What Is Time?


atomic clock
            atomic clock
Time. Time is a human perception defined as the length of an interval separating two points on a nonspatial continuum in which events occur in apparently irreversible succession from the past through the present to the future. The intervals are measured in seconds, minutes, hours, days, years.

Second. A second is a unit of time equal to one sixtieth of a minute.

Minute. A minute is a unit of time equal to 60 seconds. It is one sixtieth of an hour.

Hour. An hour is an interval of 60 minutes. It is one of 24 equal parts of a day.

Day. A day is the 24-hour period during which Earth completes one rotation on its axis.

Year. A year is the period of time during which Earth completes a single revolution around the Sun. It amounts to 365 days, 5 hours, 49 minutes, and 12 seconds of mean solar time. In the Gregorian calendar we use, the year begins on January 1 and ends on December 31. It is divided into 12 months, 52 weeks, and either 365 or 366 days, depending upon the Leap Year rule. The interval also is known as a calendar year.

Clock. A clock is a freestanding instrument that measures and records time, usually displaying the passage of time through a moving pointer on a dial or else by a digital readout. So-called "atomic clocks" receive signals from Boulder, Colorado, radio station WWVB and synchronize themselves to the NIST-F1 Cesium Fountain Clock at the U.S. National Institute of Standards and Technology Time and Frequency Division. The clock inside a computer is an electronic circuit that generates pulses at a constant rate to synchronize operations.

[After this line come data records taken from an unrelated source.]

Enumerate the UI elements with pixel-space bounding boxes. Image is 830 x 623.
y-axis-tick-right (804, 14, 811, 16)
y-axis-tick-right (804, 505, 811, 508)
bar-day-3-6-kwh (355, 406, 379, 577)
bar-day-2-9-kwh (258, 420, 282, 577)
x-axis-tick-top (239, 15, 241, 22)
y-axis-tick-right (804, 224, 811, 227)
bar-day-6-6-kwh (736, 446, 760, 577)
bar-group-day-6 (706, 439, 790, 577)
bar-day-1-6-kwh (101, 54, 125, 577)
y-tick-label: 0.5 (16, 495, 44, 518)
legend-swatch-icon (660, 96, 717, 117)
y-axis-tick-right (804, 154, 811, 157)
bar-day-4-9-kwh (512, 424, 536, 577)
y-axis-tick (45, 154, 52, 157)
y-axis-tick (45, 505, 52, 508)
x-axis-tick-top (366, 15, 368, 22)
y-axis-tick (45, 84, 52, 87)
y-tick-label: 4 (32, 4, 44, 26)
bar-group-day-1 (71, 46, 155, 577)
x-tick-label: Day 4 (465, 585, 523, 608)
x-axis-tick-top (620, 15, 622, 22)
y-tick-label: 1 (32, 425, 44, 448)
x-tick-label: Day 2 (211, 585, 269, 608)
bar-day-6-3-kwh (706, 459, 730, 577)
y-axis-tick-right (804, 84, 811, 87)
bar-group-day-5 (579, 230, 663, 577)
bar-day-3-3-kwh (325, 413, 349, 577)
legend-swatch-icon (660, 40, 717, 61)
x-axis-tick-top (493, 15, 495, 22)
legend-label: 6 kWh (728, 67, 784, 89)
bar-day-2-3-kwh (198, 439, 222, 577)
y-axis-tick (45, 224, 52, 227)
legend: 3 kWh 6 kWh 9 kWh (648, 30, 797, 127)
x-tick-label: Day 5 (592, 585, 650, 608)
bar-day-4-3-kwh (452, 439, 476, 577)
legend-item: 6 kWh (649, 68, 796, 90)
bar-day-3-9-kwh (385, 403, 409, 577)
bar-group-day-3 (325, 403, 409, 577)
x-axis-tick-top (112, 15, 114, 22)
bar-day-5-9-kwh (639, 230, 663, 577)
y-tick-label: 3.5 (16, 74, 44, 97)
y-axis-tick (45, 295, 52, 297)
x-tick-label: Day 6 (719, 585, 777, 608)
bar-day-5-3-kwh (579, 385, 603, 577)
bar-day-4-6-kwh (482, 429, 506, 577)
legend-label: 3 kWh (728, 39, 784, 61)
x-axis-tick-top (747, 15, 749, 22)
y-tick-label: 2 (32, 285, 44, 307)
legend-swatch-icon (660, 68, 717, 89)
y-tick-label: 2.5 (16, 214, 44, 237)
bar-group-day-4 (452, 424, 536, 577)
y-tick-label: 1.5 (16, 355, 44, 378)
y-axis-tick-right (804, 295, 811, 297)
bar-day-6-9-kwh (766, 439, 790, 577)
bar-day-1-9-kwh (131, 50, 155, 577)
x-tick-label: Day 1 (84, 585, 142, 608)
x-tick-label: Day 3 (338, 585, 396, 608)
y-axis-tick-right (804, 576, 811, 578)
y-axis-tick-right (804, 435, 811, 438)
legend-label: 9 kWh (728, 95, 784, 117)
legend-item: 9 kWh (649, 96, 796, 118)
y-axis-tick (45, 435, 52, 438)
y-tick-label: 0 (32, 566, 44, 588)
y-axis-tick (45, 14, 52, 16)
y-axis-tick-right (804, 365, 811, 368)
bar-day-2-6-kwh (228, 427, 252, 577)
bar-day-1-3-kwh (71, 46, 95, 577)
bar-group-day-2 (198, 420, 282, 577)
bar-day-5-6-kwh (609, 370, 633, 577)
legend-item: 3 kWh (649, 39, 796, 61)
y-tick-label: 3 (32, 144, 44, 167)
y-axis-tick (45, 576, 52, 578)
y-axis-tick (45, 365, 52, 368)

Leap Year. The rule on leap years according to the U.S. government and the Greenwich Observatory in London: A year is leap if and only if it is divisible by 4, unless it is divisible by 100 in which case it should be divisible by 400, which is the case of the year 2000. Was the year 2000 a leap year? The rule usually holds that years ending in 00 are not leap years. For instance, the years 1700, 1800 and 1900 were not leap years. However, every four hundred years a day has to be added to make our calendar correct. The year 2000 was a leap year ending in 00. The last previous leap year ending in 00 was 1600.

Daylight Savings Time. Efforts to save daylight have been made in the United States and Europe since World War I, when the daylight savings time system first was adopted to conserve fuel for electric power for the war effort. During later times when there were no federal laws creating daylight saving time in the U.S., states and localities were free to observe it or not. This caused confusion for the broadcasting industry as well as for railways, airlines and bus companies. There was a hodgepodge of time observances and no agreement when to change clocks.

The Uniform Time Act signed in 1966 established the national daylight saving time, although any state that wanted to be exempt could do so by passing a state law. The Uniform Time Act established a uniform system for daylight saving time within each time zone throughout the U.S.

The Federal law was amended in 1986. Today, daylight saving time in the United States: In most countries of western Europe, daylight saving time: Observance of daylight saving time varies elsewhere in the world.

United States Standard Time Law

Universal time. Known as Coordinated Universal Time (UTC) and Greenwich Mean Time (GMT), the universal standard time is the mean solar time at the zero-degree meridian at Greenwich, England. It is used as a basis for finding what time it is throughout most of the world. Here is a universal time FAQ and conversion chart.

What Time Is It...Exactly? The U.S. government's National Institute of Standards and Technology (NIST) is part of the U.S. Department of Commerce. NIST has a Time and Frequency Division located in Boulder, Colorado.

That division maintains the NIST-F1 Cesium Fountain Clock, the nation's standard of time. The cesium clock also is used to create an international time scale.

This NIST-F1 Cesium Fountain Clock measures the natural resonance frequency of cesium atoms and uses that data to define the length of time we call a second.

The cesium clock is so accurate, it neither gains nor loses a second in less than 20 million years.

NIST broadcasts the time from the NIST-F1 Clock across the continental United States through radio station WWV. In Hawaii, the time is broadcast through station WWVH.

So-called "atomic clocks" receive signals from station WWVB and synchronize themselves to the cesium clock.

WWV broadcast schedule and frequencies

U.S. Naval Observatory The U.S. Naval Observatory (USNO) is responsible for precise time determination and dissemination. Its Master Clock is connected to a system of dozens of independently operating cesium atomic clocks and a dozen hydrogen maser clocks distributed across 20 environmentally controlled vaults to ensure stability.

USNO calculates exact time by comparing all of the clocks every 100 seconds. That makes the master clock very reliable and very stable. In fact, its rate does not change by more than about 100 picoseconds (0.0000000001 seconds) per day.

U.S. Naval Observatory Master Clock

Exactly what time is it right now? click here

Lightyear. A lightyear is the distance light travels in one year at the speed of 299,792 kilometers per second. That is 186,282 miles per second. With 31,557,600 seconds in a year, one lightyear equals a distance of 9.46 trillion kilometers or 5.87 trillion miles.